Once executed, you can call your endpoint:
curl \
http://localhost:8080/jsonrpc \
-d '{"jsonrpc":"2.0","method":"my-command","params":{"in":"me"}}'
If you have multiple commands and want to call multiple ones at the same time, you can use the bulk option of JSON-RPC:
curl \
http://localhost:8080/jsonrpc \
-d '[ \
{"id":1,"jsonrpc":"2.0","method":"my-command","params":{"in":"me"}}, \
{"id":2,"jsonrpc":"2.0","method":"my-command","params":{"in":"too"}} \
]'
Conclusion
This post just covers the basic steps to use UShip but the benefits are quite high (don't hesitate to read the previous links to understand them if you didn't already do).

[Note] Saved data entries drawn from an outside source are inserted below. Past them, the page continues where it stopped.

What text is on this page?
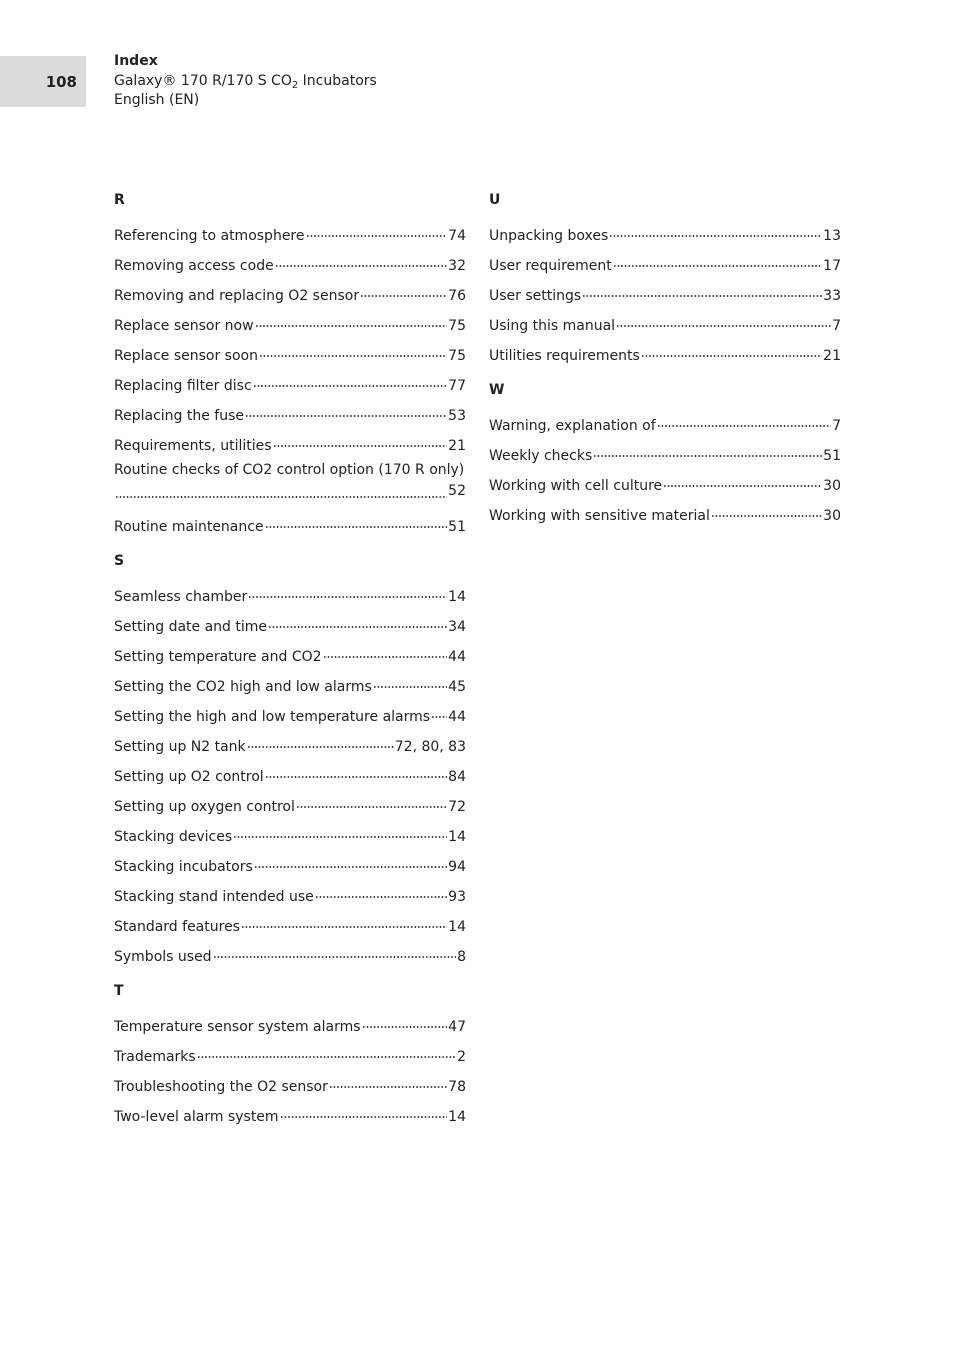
108
Index
Galaxy® 170 R/170 S $CO_2$ Incubators
English (EN)
R
Referencing to atmosphere	74
Removing access code	32
Removing and replacing O2 sensor	76
Replace sensor now	75
Replace sensor soon	75
Replacing filter disc	77
Replacing the fuse	53
Requirements, utilities	21
Routine checks of CO2 control option (170 R only)
52
Routine maintenance	51
S
Seamless chamber	14
Setting date and time	34
Setting temperature and CO2	44
Setting the CO2 high and low alarms	45
Setting the high and low temperature alarms 44
Setting up N2 tank	72, 80, 83
Setting up O2 control	84
Setting up oxygen control	72
Stacking devices	14
Stacking incubators	94
Stacking stand intended use	93
Standard features	14
Symbols used	8
T
Temperature sensor system alarms	47
Trademarks	2
Troubleshooting the O2 sensor	78
Two-level alarm system	14
U
Unpacking boxes	13
User requirement	17
User settings	33
Using this manual	7
Utilities requirements	21
W
Warning, explanation of	7
Weekly checks	51
Working with cell culture	30
Working with sensitive material	30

Customizing the JSON-RPC bulk behavior is really worth it, it enables to control the size of the payload (making the network transfer faster), to compose commands in a flexible ways (giving clients more control about what they fetch and "bulk") and avoid to code a lot of new REST endpoints each time a new consumer/front has a new need making your API more atomic and focused.
By default it is still HTTP/Servlet based so you can still reuse all the goodness you are used to like HTTP headers for security, JWT validation etc... Being command based does not mean you throw away all the rest, just that your business code is command oriented and in case of migration to another transport you will keep your command and likely just replace the injected beans representing your security context thanks to CDI if you need such a bean in your business code (for a fine resource based security for example).
The last note is that Yupiik Logging is a nice companion for UShip making it even more cloud and Kubernetes friendly so don't hesitate to use both at the same time.